No accumulation with anti-dividend stripping rules
It has been confirmed that, in the situation where anti-dividend stripping rules are applicable to a distribution by a Dutch private limited liability company (“BV”) to a cooperative, accumulation with the new legislation is extremely unlikely.

Effect on third party transactions
The examples of abuse situations listed in the Explanatory Notes to the bill involved existing structures in which a cooperative was interposed. It therefore seemed probable that the proposed legislation would not be applicable to third party transactions, whereby the cooperative was used as a means to acquire new Dutch or foreign participations. This position was modified during the parliamentary debates.

Additional clarification of abuse situations
The cooperative can become subject to dividend withholding tax if the primary objective, or one of the primary objectives, of its holding shares, profit-sharing certificates, or loans is the avoidance of tax (‘abuse situations’).
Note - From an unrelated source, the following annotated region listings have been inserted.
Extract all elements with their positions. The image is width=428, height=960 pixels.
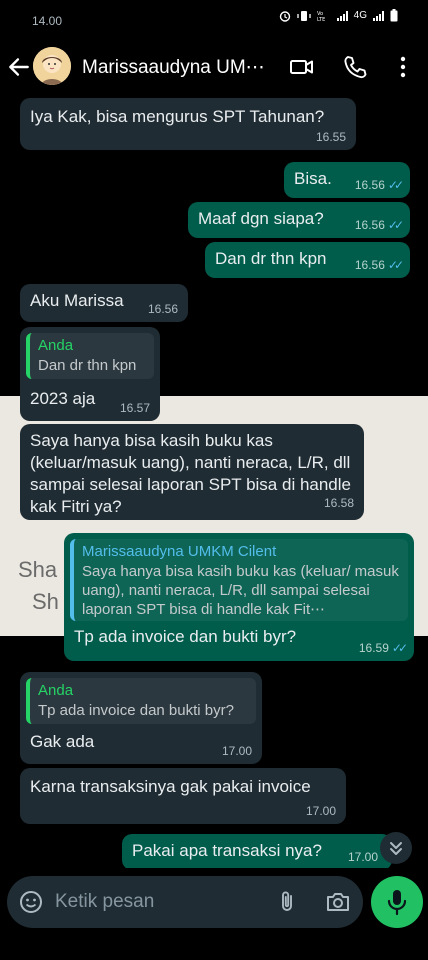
quoted-text: Saya hanya bisa kasih buku kas (keluar/ …: [82, 563, 399, 618]
message-text: Saya hanya bisa kasih buku kas (keluar/m…: [30, 431, 351, 516]
message-text: Karna transaksinya gak pakai invoice: [30, 777, 311, 796]
message-time: 16.56: [354, 178, 385, 192]
chat-area: Sha Sh Iya Kak, bisa mengurus SPT Tahuna…: [0, 98, 428, 868]
read-ticks-icon: ✓✓: [387, 258, 404, 272]
message-outgoing[interactable]: Dan dr thn kpn 16.56 ✓✓: [205, 242, 410, 278]
avatar-image: [33, 47, 71, 85]
message-text: Iya Kak, bisa mengurus SPT Tahunan?: [30, 107, 325, 126]
back-arrow-icon[interactable]: [6, 54, 32, 80]
chat-header: Marissaaudyna UM⋯: [0, 36, 428, 98]
voice-call-icon[interactable]: [342, 54, 368, 80]
quoted-text: Tp ada invoice dan bukti byr?: [38, 702, 234, 719]
read-ticks-icon: ✓✓: [391, 641, 408, 655]
alarm-icon: [279, 10, 290, 22]
message-time: 16.59: [358, 641, 389, 655]
system-icons: Vo LTE 4G: [279, 9, 398, 22]
quoted-author: Anda: [38, 682, 74, 699]
attach-icon[interactable]: [275, 890, 299, 914]
signal-icon-2: [373, 10, 384, 21]
volte-icon: VoLTE: [317, 11, 325, 22]
message-outgoing[interactable]: Bisa. 16.56 ✓✓: [284, 162, 410, 198]
quoted-author: Marissaaudyna UMKM Cilent: [82, 543, 277, 560]
message-time: 17.00: [305, 804, 336, 818]
battery-icon: [390, 9, 398, 22]
message-incoming[interactable]: Saya hanya bisa kasih buku kas (keluar/m…: [20, 424, 364, 520]
message-time: 16.56: [147, 302, 178, 316]
svg-text:LTE: LTE: [317, 17, 325, 22]
message-time: 16.56: [354, 258, 385, 272]
message-incoming-reply[interactable]: Anda Dan dr thn kpn 2023 aja 16.57: [20, 327, 160, 421]
signal-icon: [336, 10, 348, 21]
quoted-text: Dan dr thn kpn: [38, 357, 137, 374]
status-bar: 14.00 Vo LTE 4G: [0, 0, 428, 36]
quoted-author: Anda: [38, 337, 74, 354]
message-incoming[interactable]: Iya Kak, bisa mengurus SPT Tahunan? 16.5…: [20, 98, 356, 150]
message-input[interactable]: Ketik pesan: [55, 891, 154, 913]
message-time: 16.58: [323, 496, 354, 510]
message-text: Pakai apa transaksi nya?: [132, 841, 322, 860]
message-outgoing[interactable]: Pakai apa transaksi nya? 17.00: [122, 834, 392, 868]
mic-icon: [387, 890, 407, 916]
quoted-message[interactable]: Anda Dan dr thn kpn: [26, 333, 154, 379]
quoted-message[interactable]: Anda Tp ada invoice dan bukti byr?: [26, 678, 256, 724]
read-ticks-icon: ✓✓: [387, 218, 404, 232]
message-incoming[interactable]: Aku Marissa 16.56: [20, 284, 188, 322]
message-incoming[interactable]: Karna transaksinya gak pakai invoice 17.…: [20, 768, 346, 824]
quoted-message[interactable]: Marissaaudyna UMKM Cilent Saya hanya bis…: [70, 539, 408, 621]
mic-button[interactable]: [371, 876, 423, 928]
more-options-icon[interactable]: [390, 54, 416, 80]
scroll-to-bottom-button[interactable]: [380, 832, 412, 864]
camera-icon[interactable]: [325, 890, 351, 914]
message-outgoing-reply[interactable]: Marissaaudyna UMKM Cilent Saya hanya bis…: [64, 533, 414, 661]
scroll-down-icon: [390, 842, 402, 855]
wallpaper-text-1: Sha: [18, 557, 58, 582]
contact-name[interactable]: Marissaaudyna UM⋯: [82, 56, 282, 79]
network-type: 4G: [353, 10, 367, 21]
vibrate-icon: [297, 10, 311, 21]
message-time: 16.56: [354, 218, 385, 232]
message-time: 17.00: [221, 744, 252, 758]
message-input-bar[interactable]: Ketik pesan: [7, 876, 363, 928]
wallpaper-text-2: Sh: [32, 589, 59, 614]
message-time: 16.55: [315, 130, 346, 144]
message-time: 16.57: [119, 401, 150, 415]
message-outgoing[interactable]: Maaf dgn siapa? 16.56 ✓✓: [188, 202, 410, 238]
message-time: 17.00: [347, 850, 378, 864]
emoji-icon[interactable]: [19, 890, 43, 914]
avatar[interactable]: [33, 47, 71, 85]
read-ticks-icon: ✓✓: [387, 178, 404, 192]
message-text: Tp ada invoice dan bukti byr?: [74, 627, 297, 646]
video-call-icon[interactable]: [289, 54, 315, 80]
message-incoming-reply[interactable]: Anda Tp ada invoice dan bukti byr? Gak a…: [20, 672, 262, 764]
It has now been made clear that the assessment of this objective will involve looking at whether the cooperative performs an actual function and what the motives of its members are. In order to determine whether the reason for using the cooperative was to avoid Dutch dividend withholding tax or foreign tax, a comparison must be made between the situation whereby the cooperative holds the shares, profit-sharing certificates, or loans, and the situation whereby the ultimate participants hold the shares, profit-sharing certificates, or loans directly, i.e. without the interposition of the cooperative (‘the exclusion idea’; wegdenk-gedachte). It was stated that the actual function and reasons must be continually assessed, and therefore not only at the time the structure was set up. Finally, the Deputy Minister confirmed that avoidance of foreign tax is only relevant if the cooperative holds a direct interest in a foreign company.

Distributable profit
If the membership rights in the cooperative form part of the business assets, then any dividend withholding tax obligation the cooperative has will be limited to the amount of the distributable profit of the underlying Dutch company recorded at the moment that the membership rights were acquired. Distributable profit has now been defined as including not only existing profit reserves, but also untaxed gains and reserves. It has also been confirmed that an ‘avoidance reason’ is not relevant in those situations where the cooperative acts as acquirer of this Dutch company, if the vendor of this Dutch company had no dividend withholding tax claim.

It was also stated that the anti-abuse nature of the rule appears to make a transitional rule unnecessary. This means that distributions of distributable profit that took place before the implementation of the withholding obligation for cooperatives will not be taken into account.

Ruling policy
The Deputy Minister has indicated that the existing Advance Tax Rulings (“ATRs”) in respect of the tax treatment of cooperatives will be maintained. After an existing ATR has expired, the structure in question must be assessed on the basis of the new legislation. The Deputy Minister also noted that the proposed legislation is a continuation of the basic assumptions underlying current APA/ATR policy.